Trademark Appeal Case
記述的表示と識別力
本データベースは、特許庁の審決例をAIで解析・要約したものです。拒絶理由通知に対する意見書作成や、審判請求書等の作成時の参考としてお役立てください。
基本情報
| 審判番号 | 不服2001−9936(T2001−9936/J1) |
|---|---|
| 審判種別 | 不服 |
| 結論 | 敗訴(請求棄却) |
理由テキスト
1本願商標
本願商標(標準文字による商標)は、「カラー家紋選」の文字を横書きしてなり、第9類「理化学機械器具,測定機械器具,配電用又は制御用の機械器具,電池,電気磁気測定器,電線及びケーブル,写真機械器具,映画機械器具,光学機械器具,眼鏡,加工ガラス(建築用のものを除く。),救命用具,電気通信機械器具,レコード,電子計算機のプログラムを記憶させた電子回路・磁気ディスク・磁気テープ・CD−ROM,その他の電子応用機械器具及びその部品,オゾン発生器,電解槽,ロケット,遊園地用機械器具,スロットマシン,運動技能訓練用シミュレーター,乗物運転技能訓練用シミュレーター,回転変流機,調相機,電気アイロン,電気式ヘアカーラー,電気ブザー,鉄道用信号機,乗物の故障の警告用の三角標識,発光式又は機械式の道路標識,火災報知機,ガス漏れ警報器,事故防護用手袋,消火器,消火栓,消火ホース用ノズル,消防車,消防艇,スプリンクラー消火装置,盗難警報器,保安用ヘルメット,防火被服,防じんマスク,防毒マスク,磁心,自動車用シガーライター,抵抗線,電極,溶接マスク,映写フィルム,スライドフィルム,スライドフィルム用マウント,録画済みビデオディスク及びビデオテープ,ガソリンステーション用装置,自動販売機,駐車場用硬貨作動式ゲート,金銭登録機,計算尺,硬貨の計数用又は選別用の機械,作業記録機,写真複写機,手動計算機,製図用又は図案用の機械器具,タイムスタンプ,タイムレコーダー,電気計算機,パンチカードシステム機械,票数計算機,ビリングマシン,郵便切手のはり付けチェック装置,ウエイトベルト,ウエットスーツ,浮袋,エアタンク,水泳用浮き板,潜水用機械器具,レギュレーター,アーク溶接機,家庭用テレビゲームおもちゃ,金属溶断機,検卵器,電気溶接装置,電動式扉自動開閉装置,メトロノーム」を指定商品として、平成12年3月3日に登録出願されたものである。
2原査定の拒絶の理由
原査定において「本願商標は、『カラー家紋選』の文字を書してなり、これより「カラー版の家紋選集」との意味合いを表すに止まり、これを指定商品中、例えば「カラー版の家紋を集めたデータを記憶させた記録媒体」に使用しても、単に商品の品質(記録内容)を表示したにすぎないものと認められる。したがって、この商標登録出願に係る商標は、商標法第3条第1項第3号に該当し、前記商品以外の商品に使用するときは、商品の品質の誤認を生じさせるおそれがあるので、商標法第4条第1項第16号に該当する。」旨認定、判断し、本願を拒絶したものである。
3当審の判断
本願商標は、前記1のとおり、「カラー家紋選」の文字からなるところ、「カラー家紋」は、「色彩付きの家紋」程度の意味合いを認識させるものであり、「選」の文字は、「えらぶこと。よりぬくこと。」として広辞苑(第5版)に記載されているところである。そうすると、本願商標は全体として、「色彩付きの代表的な家紋を選んだもの」と容易に理解し得るものである。
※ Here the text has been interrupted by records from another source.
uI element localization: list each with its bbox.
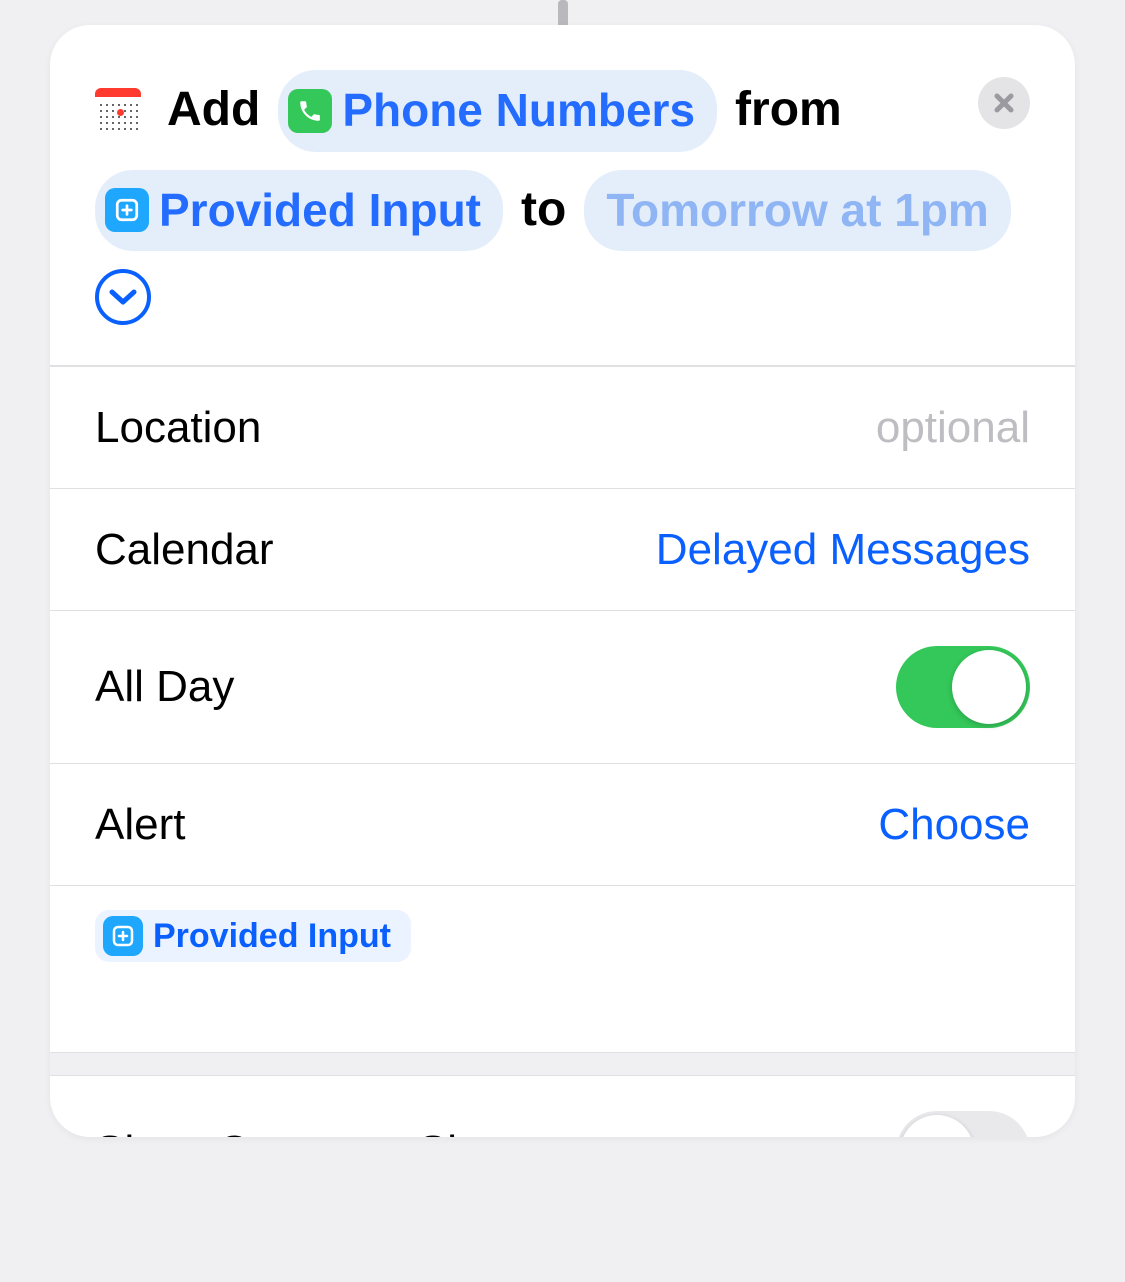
all-day-toggle[interactable] bbox=[896, 646, 1030, 728]
source-variable-label: Provided Input bbox=[159, 174, 481, 248]
compose-sheet-label: Show Compose Sheet bbox=[95, 1127, 533, 1137]
chevron-down-icon bbox=[109, 288, 137, 306]
close-button[interactable] bbox=[978, 77, 1030, 129]
title-variable-token[interactable]: Phone Numbers bbox=[278, 70, 717, 152]
alert-label: Alert bbox=[95, 800, 185, 850]
notes-area[interactable]: Provided Input bbox=[50, 886, 1075, 1052]
action-title-line: Add Phone Numbers from Provided Input to… bbox=[95, 70, 1030, 325]
toggle-knob bbox=[900, 1115, 974, 1137]
phone-icon bbox=[288, 89, 332, 133]
date-token-label: Tomorrow at 1pm bbox=[606, 174, 989, 248]
calendar-app-icon bbox=[95, 88, 141, 134]
alert-row[interactable]: Alert Choose bbox=[50, 764, 1075, 886]
notes-variable-label: Provided Input bbox=[153, 917, 391, 956]
expand-chevron-button[interactable] bbox=[95, 269, 151, 325]
alert-value: Choose bbox=[878, 800, 1030, 850]
text-to: to bbox=[521, 172, 566, 249]
notes-variable-token[interactable]: Provided Input bbox=[95, 910, 411, 962]
calendar-label: Calendar bbox=[95, 525, 274, 575]
location-label: Location bbox=[95, 403, 261, 453]
section-gap bbox=[50, 1052, 1075, 1076]
provided-input-icon bbox=[105, 188, 149, 232]
close-icon bbox=[993, 92, 1015, 114]
provided-input-icon bbox=[103, 916, 143, 956]
source-variable-token[interactable]: Provided Input bbox=[95, 170, 503, 252]
action-header: Add Phone Numbers from Provided Input to… bbox=[50, 25, 1075, 365]
action-verb: Add bbox=[167, 72, 260, 149]
toggle-knob bbox=[952, 650, 1026, 724]
title-variable-label: Phone Numbers bbox=[342, 74, 695, 148]
action-card: Add Phone Numbers from Provided Input to… bbox=[50, 25, 1075, 1137]
compose-sheet-row: Show Compose Sheet bbox=[50, 1076, 1075, 1137]
calendar-value: Delayed Messages bbox=[656, 525, 1030, 575]
location-row[interactable]: Location optional bbox=[50, 367, 1075, 489]
calendar-row[interactable]: Calendar Delayed Messages bbox=[50, 489, 1075, 611]
all-day-label: All Day bbox=[95, 662, 234, 712]
location-placeholder: optional bbox=[876, 403, 1030, 453]
text-from: from bbox=[735, 72, 842, 149]
all-day-row: All Day bbox=[50, 611, 1075, 764]
date-token[interactable]: Tomorrow at 1pm bbox=[584, 170, 1011, 252]
compose-sheet-toggle[interactable] bbox=[896, 1111, 1030, 1137]
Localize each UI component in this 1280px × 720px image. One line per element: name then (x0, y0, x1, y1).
ところで、DVDやビデオディスク等の映像ソフトや電子書籍などを取り扱う業界においても、その内容が多様化し、映画や映像のみならず、多種多様なコンピュータを使って視聴できる電子図書など、顧客のニーズに合わせた商品が販売されているところである。そして、本願商標をその指定商品中「家紋集を電子的に記録した記録媒体」に包含される商品に使用した場合、これに接する取引者・需要者は、全体として「色彩付きの代表的な家紋集」、すなわち、商品の内容・品質を表したものと理解するに止まり、自他商品の識別標識として機能し得ないものというべきであるから、本願商標は、商品の品質・用途・効能を普通に用いられる方法で表示するにすぎないものであり、上記内容の商品以外の商品について使用するときは、商品の品質について誤認を生じさせるおそれがあるものと言わざるを得ない。
したがって、本願商標が、商標法第3条第1項第3号及び同法第4条第1項第16号に該当するとして、その出願を拒絶した原査定は、妥当であって、取り消すことはできない。
よって、結論のとおり審決する。